Meskipun mungkin tujuannya berbeda, saat kami tiba di rumah, kami sudah dalam kondisi berantakan, jauh lebih parah dari sekadar penuh lumpur, dan tanpa sempat dimarahi, kami langsung disuruh mandi.
"Kan? Kita tidak dimarahi, kan?"
Di dalam bak mandi yang kami gunakan bersama, Yuki tetap tertawa seperti biasa.
◆
Sekarang kalo dipikir-pikir, itu memang terlihat gila, tapi pada waktu itu, Yuki adalah penyelamat dan pahlawan bagiku.
Setelah itu, seperti yang diharapkan, Yuki dan timnya menang telak dan menutup pertandingan dengan sempurna.
Ketika aku berniat untuk mendekati mereka bersama teman-teman sekelas yang menonton, Yuki lebih dulu menyadari kehadiranku dan mendekat.
"Ah..."
"Selamat, luar biasa sekali!"
"Whehehe. Terima kasih."
Dia mengangkat tangan dengan cepat.
Pose untuk high-five.
"Yeay!"
"Yeay!"
Kami saling memberi tepuk tangan seperti yang biasa kami lakukan sebelumnya.

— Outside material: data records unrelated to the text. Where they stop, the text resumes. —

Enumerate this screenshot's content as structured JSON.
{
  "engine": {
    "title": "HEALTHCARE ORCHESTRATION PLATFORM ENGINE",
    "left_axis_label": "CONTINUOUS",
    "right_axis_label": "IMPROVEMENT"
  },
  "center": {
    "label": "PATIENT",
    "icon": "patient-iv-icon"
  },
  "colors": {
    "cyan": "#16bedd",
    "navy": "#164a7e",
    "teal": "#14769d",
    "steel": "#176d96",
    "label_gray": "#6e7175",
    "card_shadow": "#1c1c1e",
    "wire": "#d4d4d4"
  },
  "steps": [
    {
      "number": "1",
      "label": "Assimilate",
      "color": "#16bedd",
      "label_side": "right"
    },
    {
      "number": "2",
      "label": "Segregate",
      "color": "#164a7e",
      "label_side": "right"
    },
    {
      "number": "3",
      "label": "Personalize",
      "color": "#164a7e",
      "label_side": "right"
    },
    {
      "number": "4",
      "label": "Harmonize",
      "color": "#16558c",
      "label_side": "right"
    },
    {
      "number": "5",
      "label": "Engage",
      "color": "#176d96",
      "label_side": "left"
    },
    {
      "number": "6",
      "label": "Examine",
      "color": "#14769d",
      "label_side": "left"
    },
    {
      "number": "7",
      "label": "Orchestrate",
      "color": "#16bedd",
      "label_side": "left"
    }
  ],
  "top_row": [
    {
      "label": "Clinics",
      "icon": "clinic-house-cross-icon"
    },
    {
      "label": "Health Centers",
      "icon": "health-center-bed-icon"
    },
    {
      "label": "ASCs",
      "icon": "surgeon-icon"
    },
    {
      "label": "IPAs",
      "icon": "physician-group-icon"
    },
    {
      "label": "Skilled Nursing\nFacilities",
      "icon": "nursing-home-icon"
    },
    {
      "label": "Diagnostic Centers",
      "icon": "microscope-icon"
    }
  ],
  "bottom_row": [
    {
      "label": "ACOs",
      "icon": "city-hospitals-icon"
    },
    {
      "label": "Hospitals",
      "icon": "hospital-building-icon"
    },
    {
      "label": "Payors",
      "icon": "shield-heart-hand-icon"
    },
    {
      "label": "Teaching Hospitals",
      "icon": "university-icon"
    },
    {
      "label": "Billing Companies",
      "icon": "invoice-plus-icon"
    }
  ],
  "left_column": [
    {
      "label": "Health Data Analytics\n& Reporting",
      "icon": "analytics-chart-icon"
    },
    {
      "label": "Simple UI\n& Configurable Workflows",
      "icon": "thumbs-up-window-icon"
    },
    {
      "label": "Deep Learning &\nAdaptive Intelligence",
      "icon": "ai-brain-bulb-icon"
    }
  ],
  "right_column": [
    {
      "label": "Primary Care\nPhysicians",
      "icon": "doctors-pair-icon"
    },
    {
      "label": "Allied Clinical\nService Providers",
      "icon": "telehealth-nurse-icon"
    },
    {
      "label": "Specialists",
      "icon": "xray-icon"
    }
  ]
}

Tentu saja, dengan aksi luar biasa dari Yuki sebagai bintang utama, kami menjadi sangat mencolok.
Tapi, daripada mendapatkan tatapan iri seperti saat bersama Aisha, aku merasa lebih diperhatikan dengan pandangan hangat, seolah-olah aku sedang melihat seorang pelatih binatang buas.
Dan selain itu...
"Ada apa?"
Aku merasa senang melihat ekspresi Yuki yang menatapku, karena ekspresinya sekarang sangat berbeda dengan ekspresi saat dia baru pindah dulu.